Il timore di possibili peggioramenti ha sempre frenato tutte le ipotesi di modifica del testo della Legge 194. Una legge che nega il diritto alla salute e che obbliga ad andare all’estero anche una sola donna è una legge ingiusta: dal XIX congresso dell’Associazione Luca Coscioni verrà avviato un gruppo di lavoro che elaborerà non solo proposte di modifica del testo esistente, ma si occuperà anche della formulazione di una proposta di legge alternativa alla 194\1978 che possa finalmente riconoscere e garantire due diritti fondamentali: quello alla salute e quello all’autodeterminazione.

Mi racconteresti cos’è Freedomleaks e come, quando, perché nasce?

Freedomleaks è una piattaforma di whistleblowing lanciata dall’Associazione Luca Coscioni con l’Associazione Soccorso Civile per raccogliere segnalazioni, in modo anonimo e sicuro, su questioni di interesse sanitario, politico e civile, già attivo e utilizzabile in particolare sul tema aborto e quindi sull’applicazione della Legge 194/78. Freedomleaks si rivolge a chiunque abbia qualcosa da segnalare nell’ambito dell’accesso al servizio di interruzione volontaria di gravidanza. Donne che hanno avuto difficoltà nel reperire informazioni, prenotare visite o appuntamenti, che hanno ricevuto informazioni parziali, contraddittorie o scorrette, che sono state trattate male o non hanno ottenuto la prestazione cui avevano diritto. Ma anche studenti di medicina,  specializzandi in Ostetricia e Ginecologia o personale sanitario di consultori e ambulatori Ivg che abbiano qualcosa da segnalare o da raccontare. Grazie a Freedomleaks tutti possono contribuire a rendere più chiara e trasparente l’applicazione della Legge 194, anche davanti all’inerzia o all’ostruzionismo dello Stato.

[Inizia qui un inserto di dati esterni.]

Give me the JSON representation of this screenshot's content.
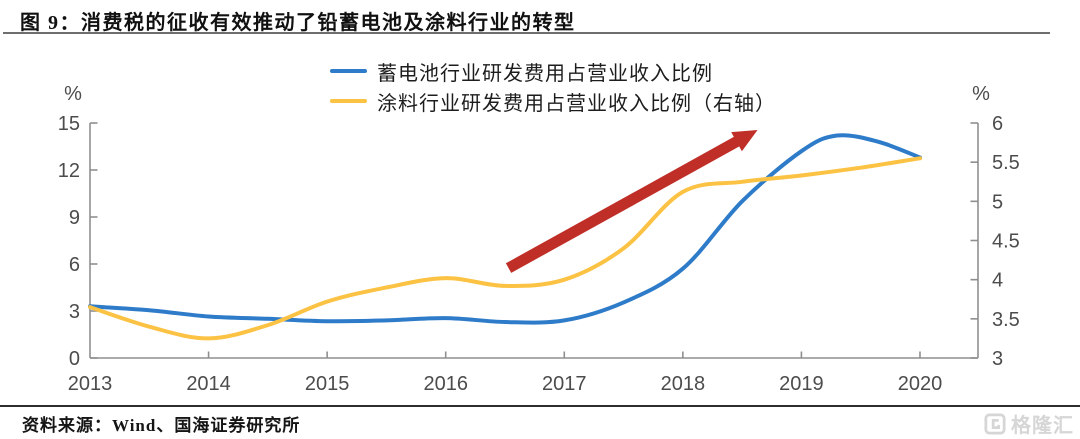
{
  "figure": {
    "title": "图 9：消费税的征收有效推动了铅蓄电池及涂料行业的转型",
    "source": "资料来源：Wind、国海证券研究所",
    "logo_text": "格隆汇"
  },
  "chart_data": {
    "type": "line",
    "title": "消费税的征收有效推动了铅蓄电池及涂料行业的转型",
    "grid": false,
    "legend_position": "top-center",
    "x_axis": {
      "ticks": [
        2013,
        2014,
        2015,
        2016,
        2017,
        2018,
        2019,
        2020
      ],
      "labels": [
        "2013",
        "2014",
        "2015",
        "2016",
        "2017",
        "2018",
        "2019",
        "2020"
      ],
      "range": [
        2013,
        2020.5
      ]
    },
    "left_axis": {
      "unit": "%",
      "range": [
        0,
        15
      ],
      "ticks": [
        0,
        3,
        6,
        9,
        12,
        15
      ],
      "labels": [
        "0",
        "3",
        "6",
        "9",
        "12",
        "15"
      ]
    },
    "right_axis": {
      "unit": "%",
      "range": [
        3,
        6
      ],
      "ticks": [
        3,
        3.5,
        4,
        4.5,
        5,
        5.5,
        6
      ],
      "labels": [
        "3",
        "3.5",
        "4",
        "4.5",
        "5",
        "5.5",
        "6"
      ]
    },
    "series": [
      {
        "name": "蓄电池行业研发费用占营业收入比例",
        "axis": "left",
        "color": "#2e7cc9",
        "points": [
          [
            2013,
            3.3
          ],
          [
            2013.5,
            3.05
          ],
          [
            2014,
            2.65
          ],
          [
            2014.5,
            2.5
          ],
          [
            2015,
            2.35
          ],
          [
            2015.5,
            2.4
          ],
          [
            2016,
            2.55
          ],
          [
            2016.5,
            2.3
          ],
          [
            2017,
            2.4
          ],
          [
            2017.5,
            3.55
          ],
          [
            2018,
            5.7
          ],
          [
            2018.5,
            10.0
          ],
          [
            2019,
            13.2
          ],
          [
            2019.3,
            14.2
          ],
          [
            2019.65,
            13.8
          ],
          [
            2020,
            12.8
          ]
        ]
      },
      {
        "name": "涂料行业研发费用占营业收入比例（右轴）",
        "axis": "right",
        "color": "#fbc243",
        "points": [
          [
            2013,
            3.65
          ],
          [
            2013.5,
            3.4
          ],
          [
            2014,
            3.25
          ],
          [
            2014.5,
            3.42
          ],
          [
            2015,
            3.72
          ],
          [
            2015.5,
            3.9
          ],
          [
            2016,
            4.02
          ],
          [
            2016.5,
            3.92
          ],
          [
            2017,
            4.0
          ],
          [
            2017.5,
            4.4
          ],
          [
            2018,
            5.12
          ],
          [
            2018.5,
            5.25
          ],
          [
            2019,
            5.33
          ],
          [
            2019.5,
            5.43
          ],
          [
            2020,
            5.55
          ]
        ]
      }
    ],
    "annotation_arrow": {
      "color": "#bf2e27",
      "from": {
        "x": 2016.53,
        "y_left": 5.74
      },
      "to": {
        "x": 2018.63,
        "y_left": 14.55
      }
    }
  },
  "colors": {
    "axis": "#8f8f8f",
    "tick_label": "#4c4c4c",
    "title_text": "#111111",
    "logo": "#d6d6d6"
  }
}
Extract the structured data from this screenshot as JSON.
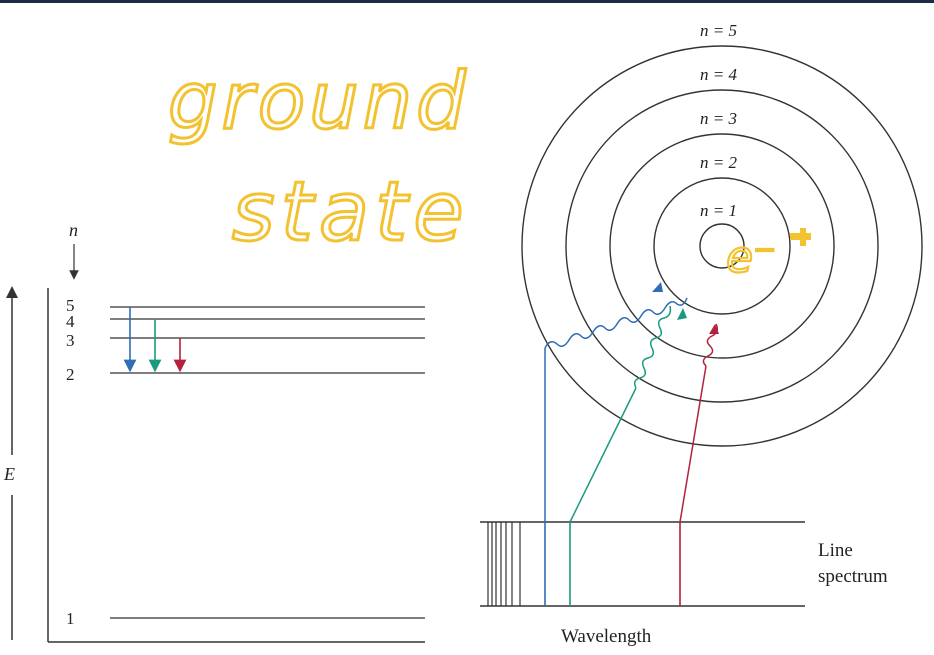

Quali sono le prossime azioni che la Coscioni si propone di mettere in campo (se si può avere qualche anticipazione pre-Congresso)?

È passato un anno dalla prima richiesta che, come Associazione Luca Coscioni, abbiamo rivolto al ministro uscente della salute Roberto Speranza e cioè quella di aprire i dati sulla Legge 194 per poter conoscere la reale applicazione della legge sull’interruzione volontaria di gravidanza. Rinnoveremo la richiesta al prossimo ministro. Solo con dati aperti e aggiornati è possibile conoscere lo stato di salute effettivo della Legge 194/78. Oltre all’apertura dei dati continueremo a chiedere che tutte le Regioni garantiscano la possibilità di eseguire, quando la donna lo richiede, l’aborto farmacologico in regime ambulatoriale, come previsto dalle norme in vigore (linee di indirizzo ministeriali del 2020); che venga inserito un indicatore specifico nei parametri di valutazione Lea [Livelli essenziali di assistenza] sulla effettiva possibilità di accedere all’aborto volontario in ogni Regione e che la relazione ministeriale venga presentata ogni anno nel rispetto dell’articolo 16 della stessa legge. Anche di questo, degli strumenti e delle azioni che siamo pronti a mettere in atto in caso di diritti e libertà a rischio, inclusa la necessità di un aggiornamento della normativa, discuteremo all’Università di Modena, in occasione del Congresso dell’Associazione Luca Coscioni, dal 13 al 16 ottobre.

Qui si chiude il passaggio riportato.